As We Know It does a great job of focusing in on the mundane aspects of a zombie outbreak and the nonchalant approach that we’ve all come to understand is part of self-isolation. The characters, unbothered by the zombie plague, begin to pick away at the foundations of their friendships, what brought them together, and the true value of Kevin Costner’s greatest work, Waterworld.
Both James (Mike Castle, Curb Your Enthusiasm) and Bruce (Oliver Cooper, Project X) play a wonderfully comedic pair. Stunted emotional growth, living in the past, and perennially obsessed with Waterworld. Unlike the great Duane Jones in Night of the Living Dead, these two opt for a much more passive approach to the zombies. You just have to find the last business in the LA area delivering hot wings and wait out the zombies.
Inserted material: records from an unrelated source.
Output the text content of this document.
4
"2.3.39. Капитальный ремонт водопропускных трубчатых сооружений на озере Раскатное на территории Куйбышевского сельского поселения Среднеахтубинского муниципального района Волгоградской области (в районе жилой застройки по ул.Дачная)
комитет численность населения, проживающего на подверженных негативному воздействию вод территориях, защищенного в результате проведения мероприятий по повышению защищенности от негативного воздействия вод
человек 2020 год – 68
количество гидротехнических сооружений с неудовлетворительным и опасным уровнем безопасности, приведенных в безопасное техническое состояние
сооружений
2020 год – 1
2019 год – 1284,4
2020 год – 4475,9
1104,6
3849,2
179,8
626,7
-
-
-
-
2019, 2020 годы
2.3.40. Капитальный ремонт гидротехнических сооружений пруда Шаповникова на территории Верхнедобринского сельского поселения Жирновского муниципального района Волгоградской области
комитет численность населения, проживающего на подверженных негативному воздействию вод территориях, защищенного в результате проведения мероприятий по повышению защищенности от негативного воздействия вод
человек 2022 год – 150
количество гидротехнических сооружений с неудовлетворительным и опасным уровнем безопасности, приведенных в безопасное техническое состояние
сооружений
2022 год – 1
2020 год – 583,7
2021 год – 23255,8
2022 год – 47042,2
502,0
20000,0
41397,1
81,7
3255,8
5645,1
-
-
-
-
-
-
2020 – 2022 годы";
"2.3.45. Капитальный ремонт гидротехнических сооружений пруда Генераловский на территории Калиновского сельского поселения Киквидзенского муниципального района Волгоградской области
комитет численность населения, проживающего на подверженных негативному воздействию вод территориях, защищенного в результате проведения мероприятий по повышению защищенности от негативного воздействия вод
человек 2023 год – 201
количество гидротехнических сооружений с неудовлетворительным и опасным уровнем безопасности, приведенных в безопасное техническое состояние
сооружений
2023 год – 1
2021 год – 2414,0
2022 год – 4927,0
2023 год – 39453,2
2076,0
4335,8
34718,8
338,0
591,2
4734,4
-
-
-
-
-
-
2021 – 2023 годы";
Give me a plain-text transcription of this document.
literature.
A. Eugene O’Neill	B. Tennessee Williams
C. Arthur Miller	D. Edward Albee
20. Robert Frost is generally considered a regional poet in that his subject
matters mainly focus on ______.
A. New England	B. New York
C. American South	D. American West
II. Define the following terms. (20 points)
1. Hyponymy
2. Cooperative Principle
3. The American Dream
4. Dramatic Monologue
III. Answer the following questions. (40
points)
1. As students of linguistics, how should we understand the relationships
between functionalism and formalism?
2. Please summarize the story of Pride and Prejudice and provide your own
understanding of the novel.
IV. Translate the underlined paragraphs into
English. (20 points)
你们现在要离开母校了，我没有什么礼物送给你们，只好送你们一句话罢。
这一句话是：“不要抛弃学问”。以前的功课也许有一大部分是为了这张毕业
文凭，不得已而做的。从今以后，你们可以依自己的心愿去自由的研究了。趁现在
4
While their less than proactive plans eventually do come together, they’re not with out peril. Both the externally-facing zombies, and the internally-facing emotions come clashing together. The oafish Bruce is forced to contend with the wing delivery guy, as the ennui-filled James comes face-to-face with his former girlfriend who swings by to check on him.
By humanizing the humans and paying less attention to hyper-aggressive zombies, As We Know It is able to get at the most basic of horror questions. What would you REALLY do in a zombie outbreak? The question is eventually answered, but not before a silly ending that rivals the equally silly premise.
As We Know It has some great laughs, but unfortunately focuses too extensively on James and Bruce. While they both have some comedic chops, the film could have greatly benefited from 15 more minutes of both Chris Parnell and Pam Grier.
As We Know It is Rated R and releases in theaters beginning today!